Associate Professor, Department of English
Co-Director, Master of Arts Program in the Humanities
Office: Walker 407
jmmiller@uchicago.edu
My work is situated historically in late-medieval literature and culture, and conceptually in the intersections of psychoanalysis, feminism, and queer theory with ethics, theory of action, and philosophical psychology. My book Philosophical Chaucer: Love, Sex, and Agency in the Canterbury Tales (Cambridge UP, 2004) investigates the ways Chaucer's philosophical interests can help us read his representations of gender and sexuality; one of its main concerns is to understand the often tortured logics of erotic desire and romantic love. In my current book project, I'm trying to understand the psychology and ideology of sin in the late middle ages: the structures of guilt, shame, and pollution that attend it; its erotics; its relation to the ambitions of moral perfection and utopian sociality; the centrality to it of the spectacle of Christ's crucifixion. The texts I'm focusing on include Langland's Piers Plowman, Chaucer's Canterbury Tales, the works of the Gawain poet, and hagiographical and mystical writing. My teaching within medieval studies includes courses on medieval gender and sexuality, the theory, practice, and phenomenology of bodiliness and ensoulment, perfectionism and utopianism in fourteenth-century England, and Chaucer.
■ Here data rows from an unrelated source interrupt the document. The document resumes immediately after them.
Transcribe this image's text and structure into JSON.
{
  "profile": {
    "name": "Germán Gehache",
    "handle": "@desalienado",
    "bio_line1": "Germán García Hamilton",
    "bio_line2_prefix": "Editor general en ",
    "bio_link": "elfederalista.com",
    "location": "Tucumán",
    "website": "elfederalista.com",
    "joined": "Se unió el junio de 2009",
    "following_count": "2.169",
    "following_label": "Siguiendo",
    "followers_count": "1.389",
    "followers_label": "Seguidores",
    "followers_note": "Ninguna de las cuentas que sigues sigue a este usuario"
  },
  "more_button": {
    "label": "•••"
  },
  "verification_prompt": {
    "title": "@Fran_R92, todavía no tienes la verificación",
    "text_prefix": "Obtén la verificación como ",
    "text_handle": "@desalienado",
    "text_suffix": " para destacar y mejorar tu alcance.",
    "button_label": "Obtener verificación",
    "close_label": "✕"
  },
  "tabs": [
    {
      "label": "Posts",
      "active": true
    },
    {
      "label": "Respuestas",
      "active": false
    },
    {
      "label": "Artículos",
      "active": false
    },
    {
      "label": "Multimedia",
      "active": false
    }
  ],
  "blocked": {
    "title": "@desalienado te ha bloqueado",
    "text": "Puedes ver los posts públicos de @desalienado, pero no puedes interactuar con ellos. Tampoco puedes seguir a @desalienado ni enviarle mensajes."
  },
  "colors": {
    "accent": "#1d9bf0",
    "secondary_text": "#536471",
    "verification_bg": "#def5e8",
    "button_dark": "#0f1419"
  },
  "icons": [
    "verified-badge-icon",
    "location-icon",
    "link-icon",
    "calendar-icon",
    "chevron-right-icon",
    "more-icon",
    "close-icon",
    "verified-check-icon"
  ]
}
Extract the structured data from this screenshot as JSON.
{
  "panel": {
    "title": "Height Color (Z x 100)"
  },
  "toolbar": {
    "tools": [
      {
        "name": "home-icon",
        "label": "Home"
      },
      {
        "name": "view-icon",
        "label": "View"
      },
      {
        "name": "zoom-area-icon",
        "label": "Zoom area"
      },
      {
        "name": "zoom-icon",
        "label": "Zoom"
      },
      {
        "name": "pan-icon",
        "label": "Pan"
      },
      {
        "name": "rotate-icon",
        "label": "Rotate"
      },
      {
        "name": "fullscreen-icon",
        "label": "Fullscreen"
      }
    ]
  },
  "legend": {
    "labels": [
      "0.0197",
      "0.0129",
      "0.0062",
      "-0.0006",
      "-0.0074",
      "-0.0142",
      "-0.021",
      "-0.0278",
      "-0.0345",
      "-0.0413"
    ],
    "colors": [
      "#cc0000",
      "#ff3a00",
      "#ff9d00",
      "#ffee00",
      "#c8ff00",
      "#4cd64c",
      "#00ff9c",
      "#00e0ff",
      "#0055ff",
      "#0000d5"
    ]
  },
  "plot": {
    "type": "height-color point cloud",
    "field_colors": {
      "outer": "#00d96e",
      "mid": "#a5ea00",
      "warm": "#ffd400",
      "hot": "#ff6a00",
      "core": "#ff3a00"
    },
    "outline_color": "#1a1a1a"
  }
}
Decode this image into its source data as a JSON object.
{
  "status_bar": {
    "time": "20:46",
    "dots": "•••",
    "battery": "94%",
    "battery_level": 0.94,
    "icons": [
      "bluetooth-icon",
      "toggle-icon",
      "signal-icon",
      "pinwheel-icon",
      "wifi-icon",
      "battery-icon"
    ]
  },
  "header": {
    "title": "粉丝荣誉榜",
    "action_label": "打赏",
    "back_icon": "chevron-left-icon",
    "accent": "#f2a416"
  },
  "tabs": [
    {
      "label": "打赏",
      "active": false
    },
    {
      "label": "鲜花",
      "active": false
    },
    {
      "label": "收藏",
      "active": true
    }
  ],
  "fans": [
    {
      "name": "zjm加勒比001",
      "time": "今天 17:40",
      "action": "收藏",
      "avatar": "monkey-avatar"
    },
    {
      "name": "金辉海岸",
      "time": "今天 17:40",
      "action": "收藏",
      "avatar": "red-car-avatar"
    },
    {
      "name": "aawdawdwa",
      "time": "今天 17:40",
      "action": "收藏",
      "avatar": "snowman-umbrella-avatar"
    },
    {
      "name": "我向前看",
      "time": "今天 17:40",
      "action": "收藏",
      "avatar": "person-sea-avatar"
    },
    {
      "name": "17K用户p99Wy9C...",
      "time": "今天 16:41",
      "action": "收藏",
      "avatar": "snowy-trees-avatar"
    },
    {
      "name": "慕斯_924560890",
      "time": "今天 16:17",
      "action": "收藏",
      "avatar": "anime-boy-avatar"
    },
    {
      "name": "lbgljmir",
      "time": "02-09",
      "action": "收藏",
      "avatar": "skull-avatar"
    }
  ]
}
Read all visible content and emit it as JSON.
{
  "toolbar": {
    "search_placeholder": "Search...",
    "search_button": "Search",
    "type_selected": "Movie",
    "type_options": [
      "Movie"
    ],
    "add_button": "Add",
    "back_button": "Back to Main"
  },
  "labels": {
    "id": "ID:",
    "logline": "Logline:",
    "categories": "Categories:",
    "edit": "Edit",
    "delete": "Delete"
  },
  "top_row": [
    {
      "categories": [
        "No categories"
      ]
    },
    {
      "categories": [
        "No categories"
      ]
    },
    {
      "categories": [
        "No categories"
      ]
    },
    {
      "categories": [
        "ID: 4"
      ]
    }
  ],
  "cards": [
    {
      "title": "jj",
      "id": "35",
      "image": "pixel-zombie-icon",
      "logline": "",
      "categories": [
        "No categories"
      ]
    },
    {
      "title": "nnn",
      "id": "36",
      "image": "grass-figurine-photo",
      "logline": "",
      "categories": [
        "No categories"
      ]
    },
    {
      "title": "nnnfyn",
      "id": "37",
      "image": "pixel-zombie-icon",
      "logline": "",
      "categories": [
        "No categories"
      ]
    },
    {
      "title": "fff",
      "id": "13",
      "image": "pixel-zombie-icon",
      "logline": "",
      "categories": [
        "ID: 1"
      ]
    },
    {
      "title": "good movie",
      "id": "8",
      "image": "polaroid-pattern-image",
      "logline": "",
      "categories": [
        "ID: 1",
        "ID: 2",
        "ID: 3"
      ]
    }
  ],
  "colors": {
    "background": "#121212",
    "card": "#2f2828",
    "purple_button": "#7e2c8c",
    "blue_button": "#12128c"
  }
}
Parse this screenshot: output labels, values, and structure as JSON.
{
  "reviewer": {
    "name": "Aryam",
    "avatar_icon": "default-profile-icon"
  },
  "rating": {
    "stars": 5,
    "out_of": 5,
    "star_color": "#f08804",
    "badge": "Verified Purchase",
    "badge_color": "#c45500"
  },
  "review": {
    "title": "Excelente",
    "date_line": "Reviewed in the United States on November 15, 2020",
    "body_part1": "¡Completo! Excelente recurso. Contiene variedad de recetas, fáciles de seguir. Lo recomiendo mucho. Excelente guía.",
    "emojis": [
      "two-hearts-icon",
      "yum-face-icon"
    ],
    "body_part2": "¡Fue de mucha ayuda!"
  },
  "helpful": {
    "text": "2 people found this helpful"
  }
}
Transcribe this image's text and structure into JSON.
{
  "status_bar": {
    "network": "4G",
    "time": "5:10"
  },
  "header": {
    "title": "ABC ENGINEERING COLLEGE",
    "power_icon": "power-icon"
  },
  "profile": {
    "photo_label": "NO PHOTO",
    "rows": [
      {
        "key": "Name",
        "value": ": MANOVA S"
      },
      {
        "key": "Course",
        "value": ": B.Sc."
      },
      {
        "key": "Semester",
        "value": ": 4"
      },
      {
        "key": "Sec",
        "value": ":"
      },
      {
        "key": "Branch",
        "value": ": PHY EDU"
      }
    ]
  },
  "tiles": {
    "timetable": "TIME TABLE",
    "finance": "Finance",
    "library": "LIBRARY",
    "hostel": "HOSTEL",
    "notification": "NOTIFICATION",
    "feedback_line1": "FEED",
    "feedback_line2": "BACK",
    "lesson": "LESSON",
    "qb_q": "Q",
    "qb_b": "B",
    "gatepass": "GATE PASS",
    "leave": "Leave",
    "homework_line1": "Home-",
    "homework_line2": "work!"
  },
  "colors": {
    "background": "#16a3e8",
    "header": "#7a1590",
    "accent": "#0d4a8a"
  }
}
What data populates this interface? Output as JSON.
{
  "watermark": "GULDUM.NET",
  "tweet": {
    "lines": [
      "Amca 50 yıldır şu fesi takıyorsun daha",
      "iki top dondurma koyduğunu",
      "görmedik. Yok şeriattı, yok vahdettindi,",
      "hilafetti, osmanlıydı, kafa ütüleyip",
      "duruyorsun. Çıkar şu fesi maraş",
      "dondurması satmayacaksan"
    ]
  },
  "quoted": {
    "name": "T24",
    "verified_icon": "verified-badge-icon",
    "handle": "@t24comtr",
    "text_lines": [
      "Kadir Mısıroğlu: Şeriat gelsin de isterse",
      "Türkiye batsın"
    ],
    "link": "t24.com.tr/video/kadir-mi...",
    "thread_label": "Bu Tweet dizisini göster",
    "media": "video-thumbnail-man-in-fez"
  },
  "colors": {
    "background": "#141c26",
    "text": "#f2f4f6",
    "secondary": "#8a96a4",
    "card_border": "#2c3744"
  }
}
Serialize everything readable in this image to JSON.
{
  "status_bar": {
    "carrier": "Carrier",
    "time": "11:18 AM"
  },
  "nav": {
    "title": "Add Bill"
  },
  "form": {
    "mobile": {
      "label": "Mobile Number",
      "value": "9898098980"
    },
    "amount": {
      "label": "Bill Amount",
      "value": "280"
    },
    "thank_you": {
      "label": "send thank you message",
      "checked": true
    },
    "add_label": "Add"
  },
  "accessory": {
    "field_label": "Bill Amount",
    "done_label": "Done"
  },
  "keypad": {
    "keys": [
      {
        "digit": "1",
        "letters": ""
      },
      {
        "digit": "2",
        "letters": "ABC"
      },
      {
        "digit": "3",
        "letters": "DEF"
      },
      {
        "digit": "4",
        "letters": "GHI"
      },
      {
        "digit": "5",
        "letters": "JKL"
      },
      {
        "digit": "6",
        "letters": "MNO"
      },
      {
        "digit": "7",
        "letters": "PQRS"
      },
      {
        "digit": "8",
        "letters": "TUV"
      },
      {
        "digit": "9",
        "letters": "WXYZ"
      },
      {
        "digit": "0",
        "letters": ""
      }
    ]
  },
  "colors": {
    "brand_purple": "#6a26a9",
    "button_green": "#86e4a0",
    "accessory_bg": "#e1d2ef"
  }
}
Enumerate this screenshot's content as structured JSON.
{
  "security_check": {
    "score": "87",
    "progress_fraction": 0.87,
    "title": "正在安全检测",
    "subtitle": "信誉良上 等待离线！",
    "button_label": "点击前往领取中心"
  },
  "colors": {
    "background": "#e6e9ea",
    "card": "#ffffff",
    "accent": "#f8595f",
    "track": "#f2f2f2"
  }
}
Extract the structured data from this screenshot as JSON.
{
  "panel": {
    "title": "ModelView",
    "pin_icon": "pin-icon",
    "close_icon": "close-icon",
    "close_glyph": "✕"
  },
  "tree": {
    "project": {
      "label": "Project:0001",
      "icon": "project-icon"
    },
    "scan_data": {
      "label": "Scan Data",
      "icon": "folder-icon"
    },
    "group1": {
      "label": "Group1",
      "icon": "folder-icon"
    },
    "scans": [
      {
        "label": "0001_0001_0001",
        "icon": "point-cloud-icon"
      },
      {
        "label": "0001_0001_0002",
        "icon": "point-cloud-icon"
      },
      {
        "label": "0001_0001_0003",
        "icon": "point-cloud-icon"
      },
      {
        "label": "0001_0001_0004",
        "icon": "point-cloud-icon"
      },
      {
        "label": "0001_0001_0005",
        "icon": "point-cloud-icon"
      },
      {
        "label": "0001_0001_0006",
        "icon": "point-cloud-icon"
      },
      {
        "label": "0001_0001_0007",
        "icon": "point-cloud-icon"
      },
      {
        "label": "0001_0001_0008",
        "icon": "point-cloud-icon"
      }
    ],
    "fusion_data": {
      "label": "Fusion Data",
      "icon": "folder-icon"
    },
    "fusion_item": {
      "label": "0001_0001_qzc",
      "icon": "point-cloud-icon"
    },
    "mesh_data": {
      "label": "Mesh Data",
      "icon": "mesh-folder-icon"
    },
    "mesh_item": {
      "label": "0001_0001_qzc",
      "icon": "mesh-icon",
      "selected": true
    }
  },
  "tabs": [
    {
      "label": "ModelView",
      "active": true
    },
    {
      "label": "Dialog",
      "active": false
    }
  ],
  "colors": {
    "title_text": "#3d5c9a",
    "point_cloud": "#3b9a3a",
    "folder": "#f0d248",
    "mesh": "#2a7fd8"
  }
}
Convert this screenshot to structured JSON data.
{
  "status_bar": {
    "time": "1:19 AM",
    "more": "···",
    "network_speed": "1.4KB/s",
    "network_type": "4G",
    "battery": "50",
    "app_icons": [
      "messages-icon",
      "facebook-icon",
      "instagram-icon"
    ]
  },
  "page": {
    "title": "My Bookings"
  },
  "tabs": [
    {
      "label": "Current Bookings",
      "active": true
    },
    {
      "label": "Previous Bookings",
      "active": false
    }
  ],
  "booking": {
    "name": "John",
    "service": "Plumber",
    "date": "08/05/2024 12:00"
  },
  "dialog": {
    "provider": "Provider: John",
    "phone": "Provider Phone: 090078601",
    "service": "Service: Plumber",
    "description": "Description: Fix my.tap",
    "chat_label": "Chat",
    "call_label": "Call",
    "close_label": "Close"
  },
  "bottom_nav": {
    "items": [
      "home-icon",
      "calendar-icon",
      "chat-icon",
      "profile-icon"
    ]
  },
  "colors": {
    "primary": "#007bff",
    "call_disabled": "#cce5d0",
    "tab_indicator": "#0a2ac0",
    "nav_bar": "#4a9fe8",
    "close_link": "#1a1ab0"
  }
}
I also teach more conceptually focussed courses on theories of sexuality and (with Jay Schleusener and Candace Vogler of the Philosophy Department) on literature's forms of philosophical work.
Graduate: Body and Soul; Chaucer's Canterbury Tales; Perfection and Utopia in Late Medieval England; Sex, Gender, and Sexuality in the Middle Ages; Philosophical Literature; Chaucer: Troilus and Criseyde and Early Poetry; Foundations of Interpretive Theory.
Undergraduate: Reading Cultures; Problems in the Study of Sexuality; Middle English Literature; Sex, Gender, and Sexuality in the Middle Ages; Reading Freud.
Handling Sin: Conditions of the Ethical in Fourteenth-Century English Literature
Ph.D., University of Chicago, 1993. Teaching at Chicago since 1997.